Elton John – Goodbye Yellow Brick Road (1973)

Continuiamo la nostra carrellata di Dischi da Isola Deserta con un grande album di Sir Elton John.

Gli anni 70 furono per lui indubbiamente una decade magica. Infatti, dopo aver esordito nel ‘69 con un disco dalle sonorità non immediate come “Empty sky”, pubblicò una serie di album indimenticabili che vanno dall’omonimo “Elton John” (con la mitica “Your song”) del 1970 fino a “Blue Moves” del 1976. In questa serie fantastica di ben 10 capolavori, spicca su tutti il suo masterpiece del 1973 intitolato “Goodbye yellow brick road”. Insieme al suo paroliere ed amico di sempre Bernie Taupin – che scrisse i testi in due settimane e mezzo – l’artista inglese diede alle stampe il suo primo Lp doppio con ben 17 pezzi (della maggior parte dei quali è autore) dallo stile piuttosto eterogeneo, ma tutti basati su melodie tanto coinvolgenti quanto commercialmente vincenti.

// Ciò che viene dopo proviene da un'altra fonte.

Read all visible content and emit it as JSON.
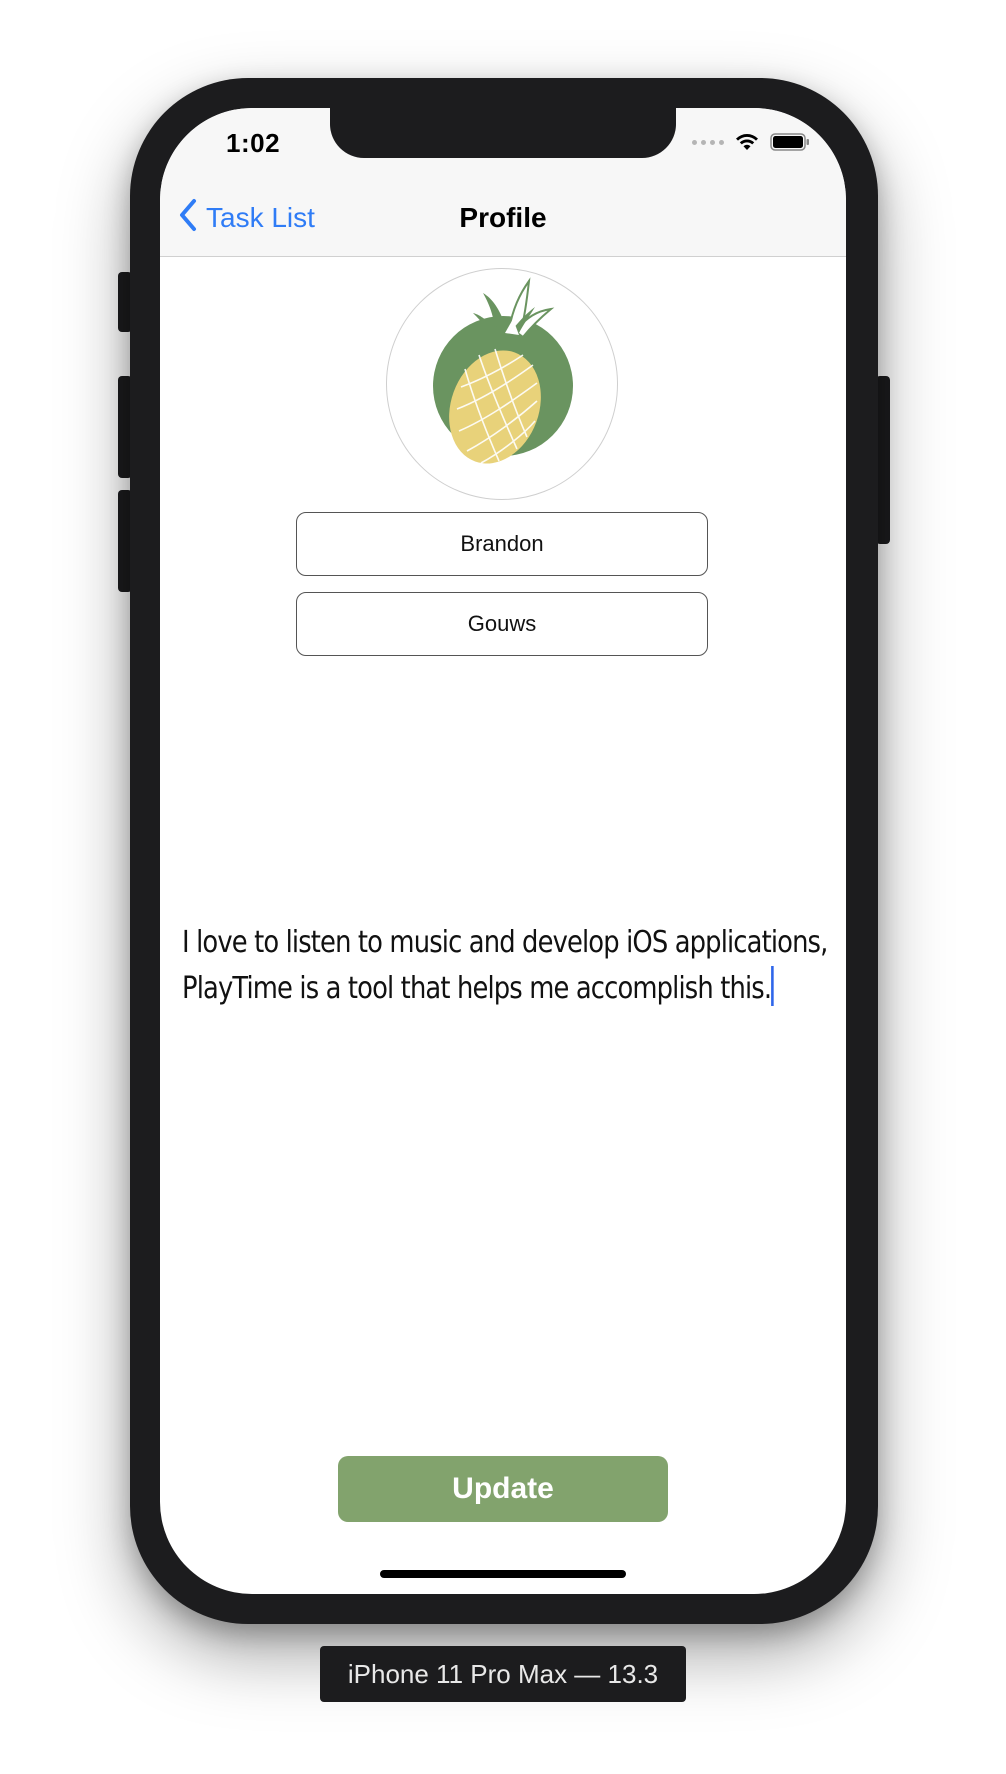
{
  "status_bar": {
    "time": "1:02",
    "icons": [
      "signal-dots-icon",
      "wifi-icon",
      "battery-icon"
    ]
  },
  "nav_bar": {
    "back_label": "Task List",
    "title": "Profile"
  },
  "profile": {
    "avatar_icon": "pineapple-icon",
    "first_name": "Brandon",
    "last_name": "Gouws",
    "bio_line1": "I love to listen to music and develop iOS applications,",
    "bio_line2": "PlayTime is a tool that helps me accomplish this."
  },
  "actions": {
    "update_label": "Update"
  },
  "simulator": {
    "device_label": "iPhone 11 Pro Max — 13.3"
  },
  "colors": {
    "accent_blue": "#2f7cf6",
    "update_green": "#82a36d",
    "avatar_green": "#6a9460",
    "pineapple_yellow": "#e8d27a"
  }
}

Certamente contiene alcune fra le hit più famose che Elton John si porterà dietro nei concerti, come una coperta di Linus, per tutta la carriera: la radiofonica title track, l’ipnotica “Bennie and the Jets”, la sognante “Candle in the wind” – tributo dedicato prima alla prematura scomparsa di Marilyn e – molti anni più tardi – a quella di Lady Diana – ma anche il rock da bullo di periferia “Saturday night’s all right for fighting”.

Tuttavia l’album contiene molte altre perle preziose di rara bellezza estetica.

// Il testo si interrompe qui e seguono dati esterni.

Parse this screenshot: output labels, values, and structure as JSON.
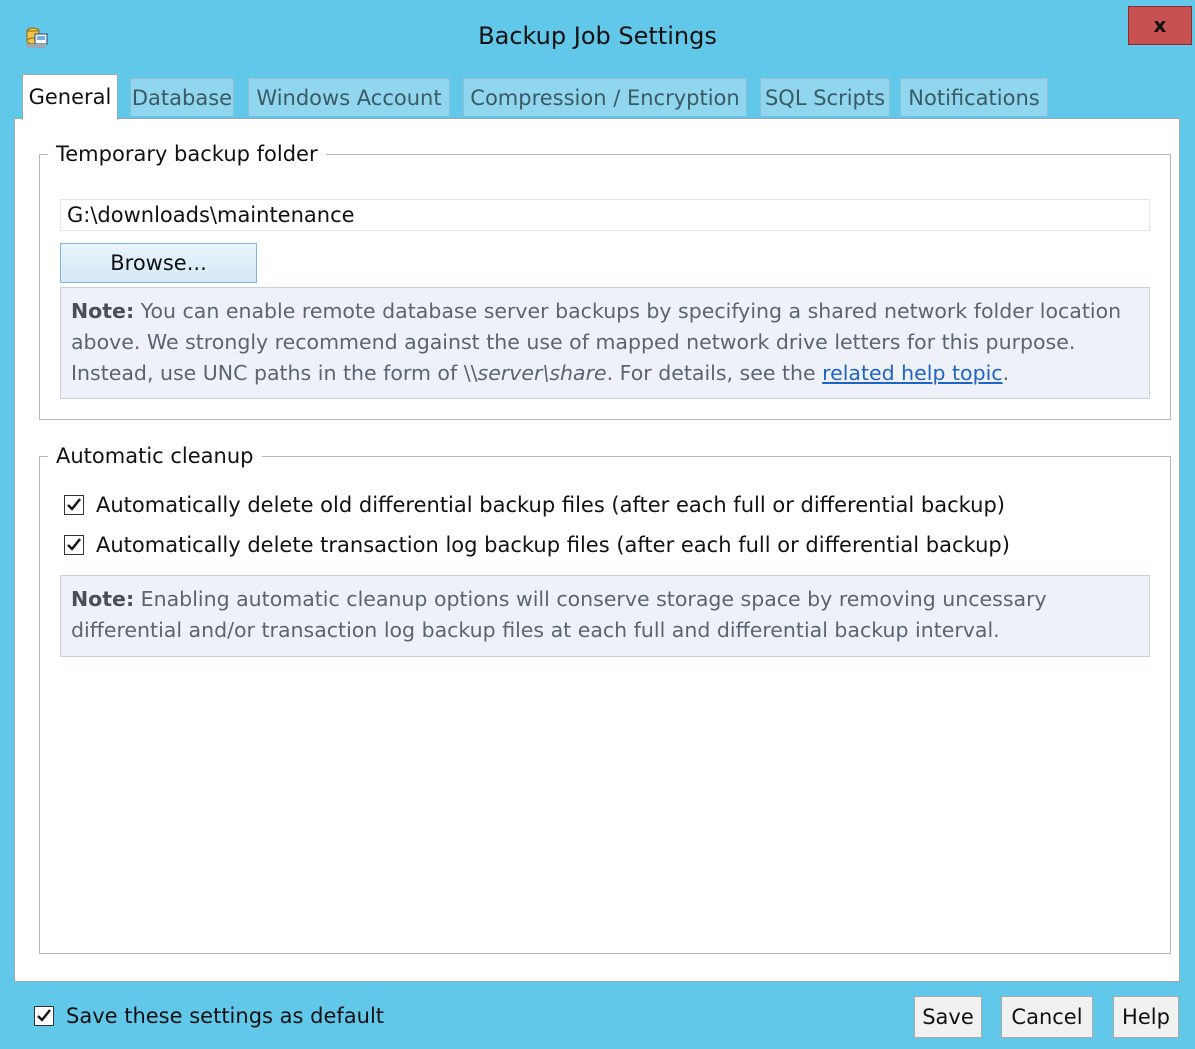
{
  "window": {
    "title": "Backup Job Settings",
    "close_label": "x"
  },
  "tabs": [
    {
      "label": "General",
      "active": true
    },
    {
      "label": "Database",
      "active": false
    },
    {
      "label": "Windows Account",
      "active": false
    },
    {
      "label": "Compression / Encryption",
      "active": false
    },
    {
      "label": "SQL Scripts",
      "active": false
    },
    {
      "label": "Notifications",
      "active": false
    }
  ],
  "temp_folder": {
    "legend": "Temporary backup folder",
    "path_value": "G:\\downloads\\maintenance",
    "browse_label": "Browse...",
    "note_bold": "Note:",
    "note_text_1": " You can enable remote database server backups by specifying a shared network folder location above. We strongly recommend against the use of mapped network drive letters for this purpose. Instead, use UNC paths in the form of ",
    "note_unc_prefix": "\\\\",
    "note_unc_server": "server",
    "note_unc_sep": "\\",
    "note_unc_share": "share",
    "note_text_2": ". For details, see the ",
    "note_link": "related help topic",
    "note_text_3": "."
  },
  "cleanup": {
    "legend": "Automatic cleanup",
    "options": [
      {
        "label": "Automatically delete old differential backup files (after each full or differential backup)",
        "checked": true
      },
      {
        "label": "Automatically delete transaction log backup files (after each full or differential backup)",
        "checked": true
      }
    ],
    "note_bold": "Note:",
    "note_text": " Enabling automatic cleanup options will conserve storage space by removing uncessary differential and/or transaction log backup files at each full and differential backup interval."
  },
  "footer": {
    "default_label": "Save these settings as default",
    "default_checked": true,
    "save_label": "Save",
    "cancel_label": "Cancel",
    "help_label": "Help"
  },
  "colors": {
    "titlebar": "#62c8ea",
    "close_button": "#c75050",
    "link": "#1f63c4",
    "note_background": "#eef2f8"
  }
}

Personalmente resto ancora estasiato, ad esempio, dalle note di brani come la ballata “
I’ve seen that movie too”, o dall’eleganza di “Sweet painted lady”, così come non riesco a non emozionarmi ascoltando l’accattivante uptempo di “Grey seal”, o la morbida finale “Harmony” (che “rischiò”, a ragione, di essere un singolo senza diventarlo mai). Canzoni queste, insieme alle altre non citate, che non si limitavano a fungere da cornice, ma contribuivano a formare un mosaico irripetibile.

Dopo questo disco e la seguente golden age sopra citata, l’estro del pianista pop più celebre d’oltre manica perderà purtroppo la sua verve migliore, per ritrovarla, in parte, solo dopo essersi disintossicato ed aver fatto outing – all’ inizio degli anni 90 – con altri buoni dischi come “The One” o gli ultimissimi degli anni 2000 (compreso quel “The diving board” da noi recensito nel 2013). Ma se volete riascoltare la musica che è passata alla storia, allora vi converrà ripercorrere quella strada dal pavé giallo che da più di quarant’anni continua a essere calpestata da milioni di persone in giro per il mondo, senza soluzione di continuità.

NB: Sono uscite recentemente due edizioni, deluxe e super deluxe di Goodbye Yellow Brick Road (con bonus disc live e cover dei pezzi più belli cantati da altri atristi), che mi permetto di consigliare, ancorché il prezzo non sia proprio da “crisi dei consumi”.